Page last updated at 22:26 GMT, Thursday, 3 July 2008 23:26 UK

Q&A: Troubles at Bradford & Bingley

Bradford & Bingley branch
The Bradford-based lender faces a number of problems
Bradford & Bingley shares plunged last month when it reported pre-tax losses in the first four months of the year.

The firm is struggling as the UK mortgage market deteriorates.

To shore up its finances, the lender was hoping to sell a 23% stake to US private equity giant Texas Pacific Group for 179m and asking its shareholders for extra cash.

The TPG deal has fallen through - though City institutions have rallied round to raise the cash.

Why is B&B in the red?

The bank has blamed its problems on "difficult economic conditions" as home-owners struggle to repay loans, particularly regarding buy-to-let mortgages that B&B specialises in.

The value of its buy-to-let mortgages, where borrowers are either more than three months behind with payments or properties have been repossessed increased from 828m at 31 December to 1.1bn at 30 April.

The firm's return on lending is also under pressure because, like all banks, B&B faces higher lending costs due to the credit crunch.

It has also suffered losses on what it calls its "structured finance portfolio" - investments related to the US sub-prime market.

Is B&B the new Northern Rock?

The Bradford-based lender is no Northern Rock.

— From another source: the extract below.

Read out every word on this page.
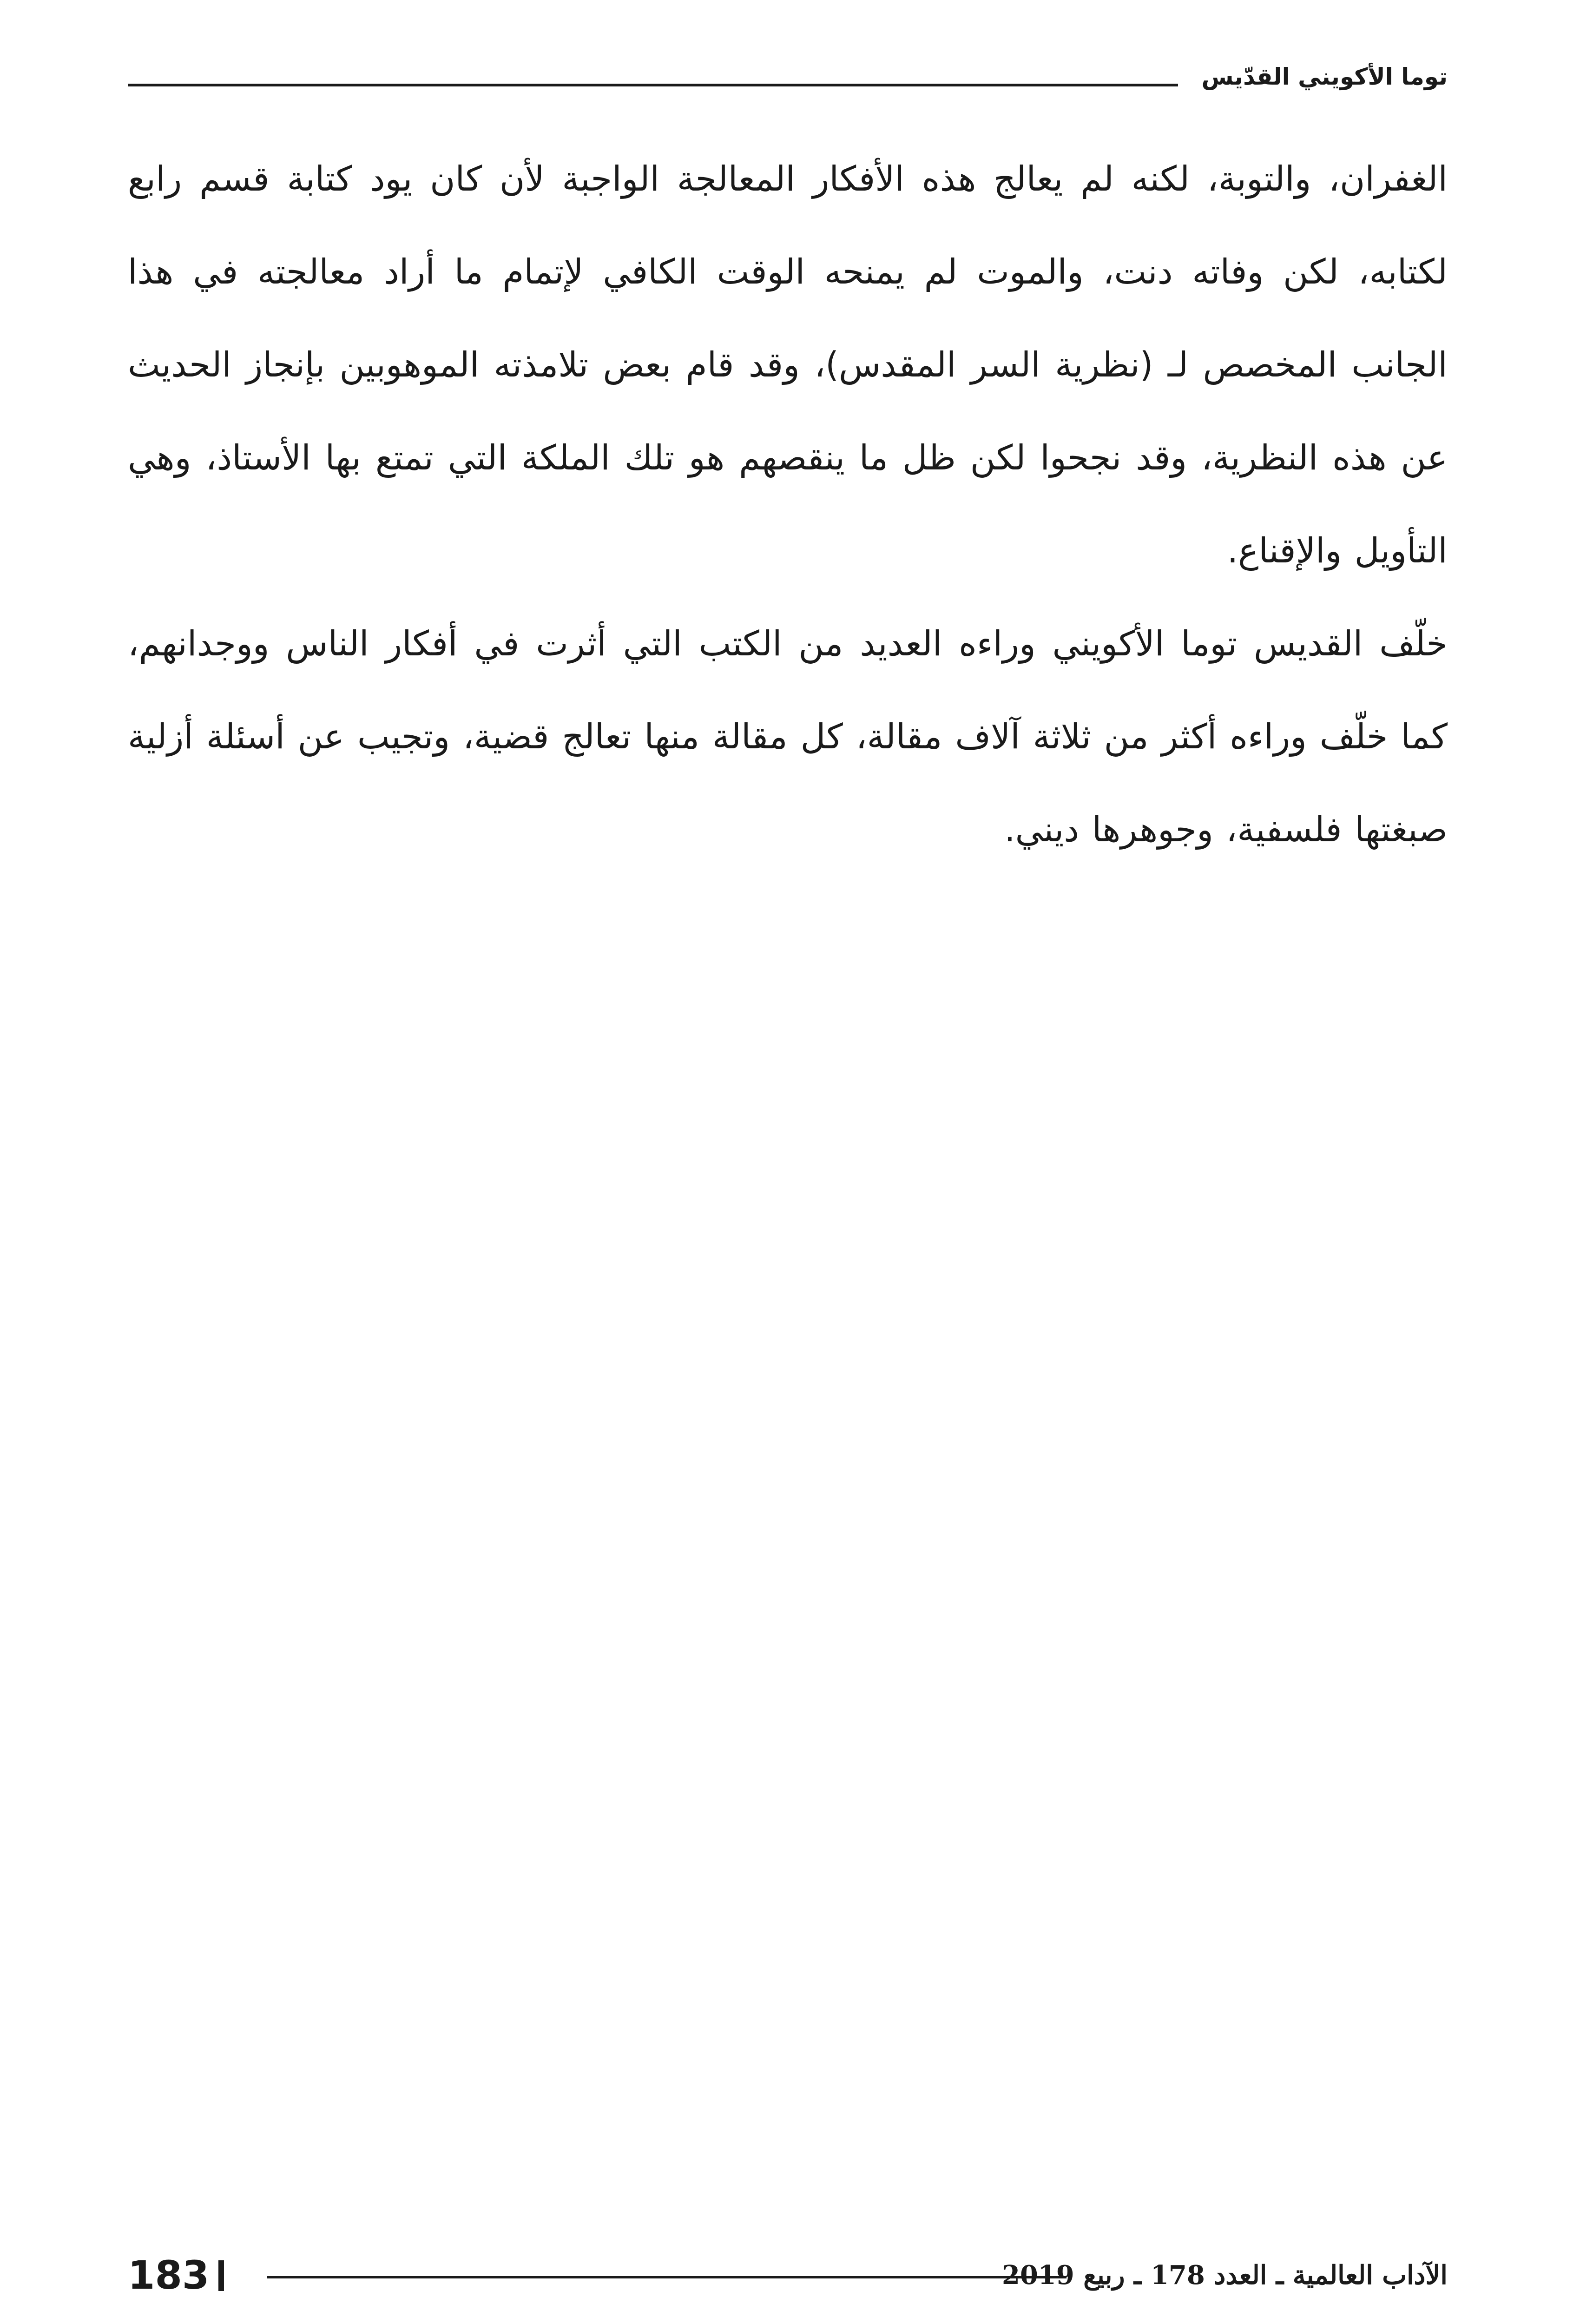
توما الأكويني القدّيس

الغفران، والتوبة، لكنه لم يعالج هذه الأفكار المعالجة الواجبة لأن كان يود كتابة قسم رابع لكتابه، لكن وفاته دنت، والموت لم يمنحه الوقت الكافي لإتمام ما أراد معالجته في هذا الجانب المخصص لـ (نظرية السر المقدس)، وقد قام بعض تلامذته الموهوبين بإنجاز الحديث عن هذه النظرية، وقد نجحوا لكن ظل ما ينقصهم هو تلك الملكة التي تمتع بها الأستاذ، وهي التأويل والإقناع.

خلّف القديس توما الأكويني وراءه العديد من الكتب التي أثرت في أفكار الناس ووجدانهم، كما خلّف وراءه أكثر من ثلاثة آلاف مقالة، كل مقالة منها تعالج قضية، وتجيب عن أسئلة أزلية صبغتها فلسفية، وجوهرها ديني.

183	الآداب العالمية ـ العدد 178 ـ ربيع 2019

In its trading statement, it says it can fund itself into 2009 despite problems in money markets.

The 400m it is raising from the city institutions and its shareholders will provide an additional financial cushion.

B&B is by no means alone in trying to raise capital.

Banks worldwide are raising funds in a similar manner to plug losses.

However, there is speculation that the lender could be a takeover target as its shares plunge.

What does this mean for shareholders?

B&B shares have plunged to close to 60p in recent weeks - from yearly highs of more than 4.50.

Companies issue extra shares to raise money
They are offered to existing shareholders, usually at a discount to the current share price
Shares are offered in proportion to existing holdings, so if you own 10% of the old shares you are offered 10% of the new ones

B&B shareholders are being asked to buy new shares at 55p each - down from an earlier price of 82p.

Royal Bank of Scotland has also had a rights issue - which was well subscribed to - while Halifax-owner HBOS is also going to its shareholders for cash.

Who are Texas Pacific and why were they interested in B&B?

Texas Pacific Global, known as TPG, is a global private investment firm with over $30bn worth of investments.

Its first big investment was in Continental Airlines in the early 1990s. It encountered controversy in the UK after its purchase of in-flight catering company Gate Gourmet.

Gate Gourmet fired workers who had walked out in protest at the firm's move to hire seasonal workers.

The dismissals triggered a sympathy strike by British Airways, which caused widespread disruption in 2005.

TPG is regarded as a contrarian investor and has often taken stakes in companies and industries that have fallen out of favour with more mainstream funds.

It was paying a cut price for the stake in B&B but backed away after ratings agency Moody's downgraded the lender's debt.